After having confirmed the endpoint, SNS will notify the endpoint for every file that will be uploaded into the output bucket. Remember, in the output bucket only Transcribe has the access to write. All the other services are disallowed by the Bucket Policy.

				
					    @Router.router.post("/notify")
    async def notify_job_finished(event=Router.Body()):
        try:
            json_event = json.loads(event)
            await TranscribeRouter.transcribe_service.confirm_subscription(json_event)
            message = json.loads(json_event["Message"])
            key = message["Records"][0]["s3"]["object"]["key"]
            session_id = RedisService.get_redis_client().get(key)

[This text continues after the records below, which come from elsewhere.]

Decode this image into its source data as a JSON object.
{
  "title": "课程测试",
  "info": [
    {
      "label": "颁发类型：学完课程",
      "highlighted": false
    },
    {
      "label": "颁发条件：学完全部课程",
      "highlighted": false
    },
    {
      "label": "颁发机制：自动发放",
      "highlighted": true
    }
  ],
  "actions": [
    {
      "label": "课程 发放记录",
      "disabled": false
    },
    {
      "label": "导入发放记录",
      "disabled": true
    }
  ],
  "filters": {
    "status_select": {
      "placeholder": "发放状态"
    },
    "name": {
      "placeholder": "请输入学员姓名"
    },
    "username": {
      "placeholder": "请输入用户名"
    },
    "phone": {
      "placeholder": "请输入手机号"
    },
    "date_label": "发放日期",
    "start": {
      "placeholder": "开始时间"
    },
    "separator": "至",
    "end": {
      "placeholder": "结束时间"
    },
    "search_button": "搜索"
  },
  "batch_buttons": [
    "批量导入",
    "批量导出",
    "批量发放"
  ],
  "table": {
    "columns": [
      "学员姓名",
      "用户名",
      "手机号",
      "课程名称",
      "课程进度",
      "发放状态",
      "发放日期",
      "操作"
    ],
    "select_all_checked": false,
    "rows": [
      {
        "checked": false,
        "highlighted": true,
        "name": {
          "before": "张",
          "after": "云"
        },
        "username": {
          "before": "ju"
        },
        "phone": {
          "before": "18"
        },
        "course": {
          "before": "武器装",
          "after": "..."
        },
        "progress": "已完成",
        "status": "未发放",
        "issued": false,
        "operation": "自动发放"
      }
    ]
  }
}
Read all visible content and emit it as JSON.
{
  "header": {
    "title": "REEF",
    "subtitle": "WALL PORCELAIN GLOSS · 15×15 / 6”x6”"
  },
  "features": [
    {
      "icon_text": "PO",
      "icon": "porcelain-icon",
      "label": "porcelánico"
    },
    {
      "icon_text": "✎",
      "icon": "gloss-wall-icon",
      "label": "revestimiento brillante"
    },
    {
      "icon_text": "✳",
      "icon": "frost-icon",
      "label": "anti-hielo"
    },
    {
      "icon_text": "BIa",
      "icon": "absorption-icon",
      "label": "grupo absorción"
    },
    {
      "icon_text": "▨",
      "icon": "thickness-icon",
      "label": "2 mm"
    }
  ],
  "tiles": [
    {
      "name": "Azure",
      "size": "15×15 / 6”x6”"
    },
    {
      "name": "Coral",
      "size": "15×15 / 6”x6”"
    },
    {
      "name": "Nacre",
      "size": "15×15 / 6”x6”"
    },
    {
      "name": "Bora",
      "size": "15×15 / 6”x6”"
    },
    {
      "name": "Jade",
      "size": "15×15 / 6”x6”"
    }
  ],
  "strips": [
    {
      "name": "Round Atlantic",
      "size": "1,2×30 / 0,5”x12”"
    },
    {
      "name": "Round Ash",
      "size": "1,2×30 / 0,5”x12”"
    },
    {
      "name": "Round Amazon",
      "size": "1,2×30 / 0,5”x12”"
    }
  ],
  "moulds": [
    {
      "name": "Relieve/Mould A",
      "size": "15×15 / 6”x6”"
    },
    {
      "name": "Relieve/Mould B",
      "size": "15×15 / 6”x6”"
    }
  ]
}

            s3_response = TranscribeRouter.s3_service.read_transcripted_file(key)
            logger.info(f"preparing for sending response to {session_id}")
            await NotificationService.send_response(
                session_id=session_id.decode("utf-8"), response=s3_response
            )
        except Exception as e:
            logger.debug(f"Error: {e}")
            raise Router.HTTPException(
                status_code=Router.status.HTTP_500_INTERNAL_SERVER_ERROR,
                detail=f"Internal Server Error: {e}",
            )
				
			

After the SNS notifies that the job is finished and the output file is ready, the microservice reads the content of the file from S3. Next, it gets the session_id that “owns” this ouput file by reading into Redis. Using the session_id, it goes and grabs the WebSocket connection from the pool. Finally, it sends back the content of the file.